After creating the stErrorsReset structure, we nest it in the stAxis structure.



Description of the inputs of the MC_Power function block



On the input side:
Execute - When TRUE the FB activates (BOOL).
Options - No need to specify (BOOL). 
Axis - Axis information available from AxisRef structure (AxisRef). 

On the output side:
Done- Indicates that reset has been completed (BOOL). 
- Busy - Indicates that the FB is in execution (BOOL).
CommandAborted - Indicates that the command has been aborted because of timeout. Becomes FALSE because of  Execute = FALSE (BOOL). 
Error - When TRUE, it indicaes that and  error has occured in the FB (BOOL). 
ErrorID - The error code generated in the FB is returned (UNSIGNED WORD). 

For the details description of MC_Reset FB refer to MELSEC iQ-R Motion Module User's Manual (Motion Control Function Blocks). 

Example of a FB with defined I/O




In this example, Motion module's errors will be reset when the variable i_bExecute is turned on. 

Using MCv_Jog FB for manual mode operations on the servo axis

MCv_Jog allows you to manually control the position of an axis with set motion parameters. As usual we will create structure to control this FB. Let's name this structure  stJOG



After creating stJOG, nest it in the stAxis structure. 

Description of the inputs of the MCv_Jog function block




On the input side:
- JogForward - Positive rotation JOG command. When TRUE, it executes FB (BOOL). 
JogBackward - Negative rotation JOG command. When TRUE, it executes FB (BOOL). 
Acceleration - Sets the acceleration (LREAL).
Deceleration - Sets the deceleration (LREAL).
Jerk- Sets the jerk (LREAL). 
Options - No need to specify (BOOL). 
Axis - Axis information available from AxisRef structure (AxisRef). 

On the output side:
Done - Execution completion. When deceleration stop by JOG command OFF is completed, Done bit becomes TRUE for only one scan (BOOL). 
- Busy - Indicates that the FB is in execution (BOOL).
Active - Indicates that the FB is controlling the axis (BOOL). 
CommandAborted - Indicates that the execution has been aborted (BOOL).  
Error - When TRUE, it indicaes that and  error has occured in the FB (BOOL). 
ErrorID - The error code generated in the FB is returned (UNSIGNED WORD). 

For the details description of MCv_Jog FB refer to MELSEC iQ-R Motion Module User's Manual (Motion Control Function Blocks). 

Explanation of Jerk function

Jerk is the temporal change ratio of the acceleration or deceleration. The unit is U/s where U stands for selected command unit . When the jerk is set, since the velocity waveform shows a S-shape and the axis can smoothly accelerate and decelerate at the start and the end of acceleration and deceleration, it can reduce the burden on the motor and impact on the machine.

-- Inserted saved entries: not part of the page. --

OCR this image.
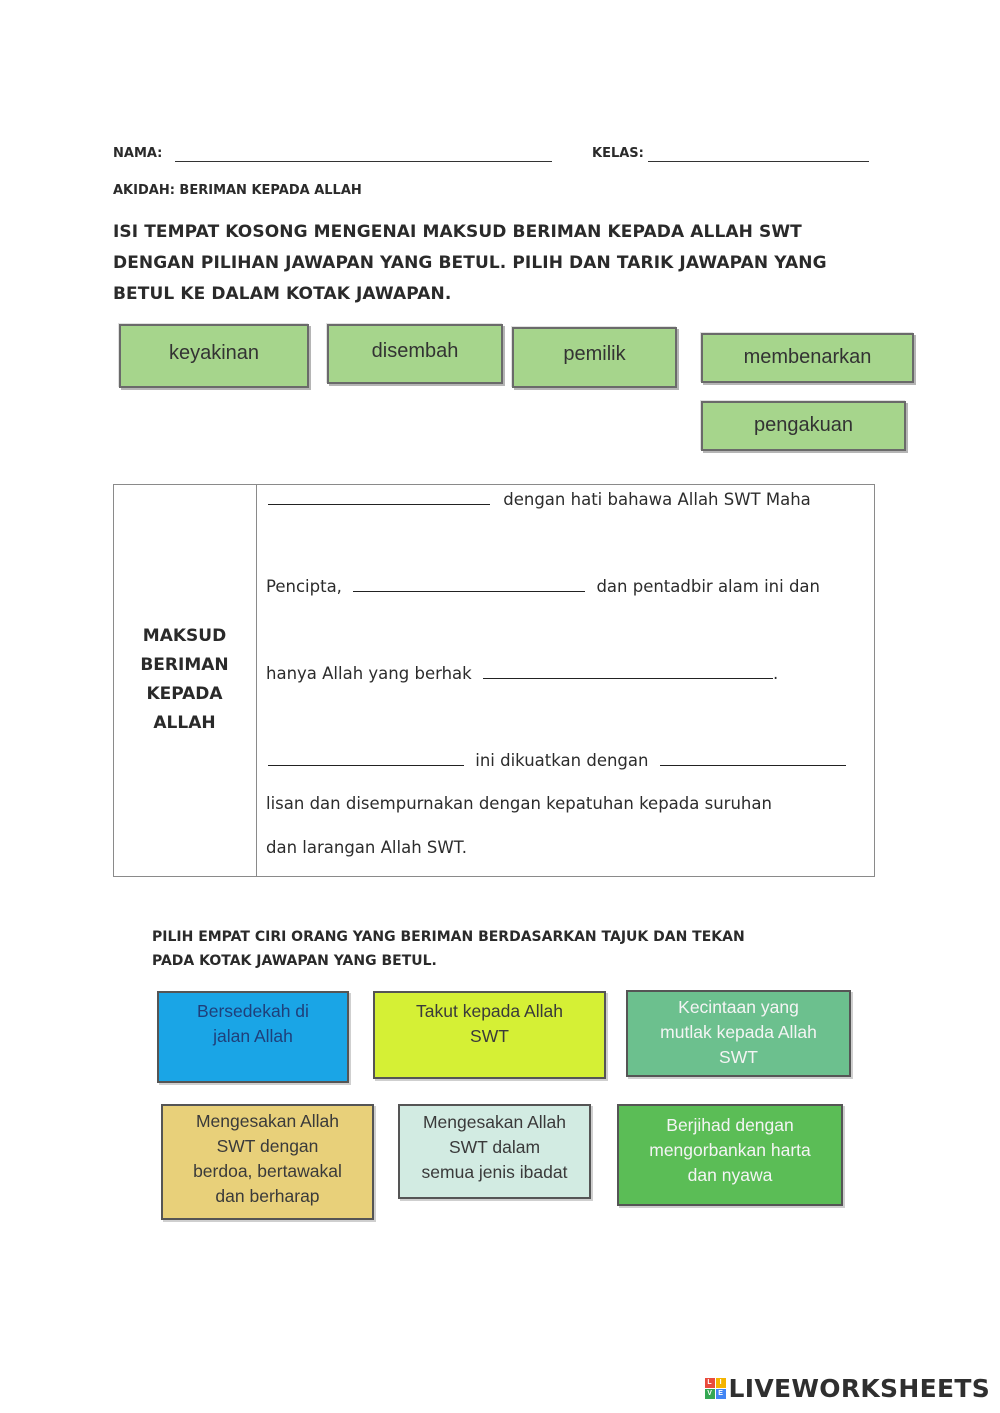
NAMA:	KELAS:
AKIDAH: BERIMAN KEPADA ALLAH
ISI TEMPAT KOSONG MENGENAI MAKSUD BERIMAN KEPADA ALLAH SWT
DENGAN PILIHAN JAWAPAN YANG BETUL. PILIH DAN TARIK JAWAPAN YANG
BETUL KE DALAM KOTAK JAWAPAN.
keyakinan	disembah	pemilik	membenarkan
pengakuan
MAKSUD
BERIMAN
KEPADA
ALLAH
dengan hati bahawa Allah SWT Maha
Pencipta,	dan pentadbir alam ini dan
hanya Allah yang berhak	.
ini dikuatkan dengan
lisan dan disempurnakan dengan kepatuhan kepada suruhan
dan larangan Allah SWT.
PILIH EMPAT CIRI ORANG YANG BERIMAN BERDASARKAN TAJUK DAN TEKAN
PADA KOTAK JAWAPAN YANG BETUL.
Bersedekah di
jalan Allah
Takut kepada Allah
SWT
Kecintaan yang
mutlak kepada Allah
SWT
Mengesakan Allah
SWT dengan
berdoa, bertawakal
dan berharap
Mengesakan Allah
SWT dalam
semua jenis ibadat
Berjihad dengan
mengorbankan harta
dan nyawa
L	I
V E LIVEWORKSHEETS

The sum of the time required to reach the target acceleration after startup and the time from the target acceleration to the acceleration 0 at the end of acceleration is called the jerk applying time. The ratio of jerk applying time to acceleration (deceleration) time is called the jerk applying ratio.  The jerk applying time and the jerk applying ratio can be calculated with the following formulas:

Jerk applying time = 2  ×  Target acceleration ÷ Jerk
Jerk applying ratio = (Jerk applying time ÷ Acceleration time)  ×  100 [%]



For the details description of Jerk function refer to MELSEC iQ-R Motion Module User's Manual (Motion Control Function Blocks). 

Example of a FB with defined I/O



To trigger axis movement, define velocity, acceleration, deceleration greater than 0 in the i_leVelocity, i_leAcceleration, i_leDecleration variables and then activate FB by selecting positive or negative axis rotation direction through the i_bJogForward or i_bJogBackward variables. You can also define the acceleration time on the Jerk input via the i_leJerk variable but it is not necessary.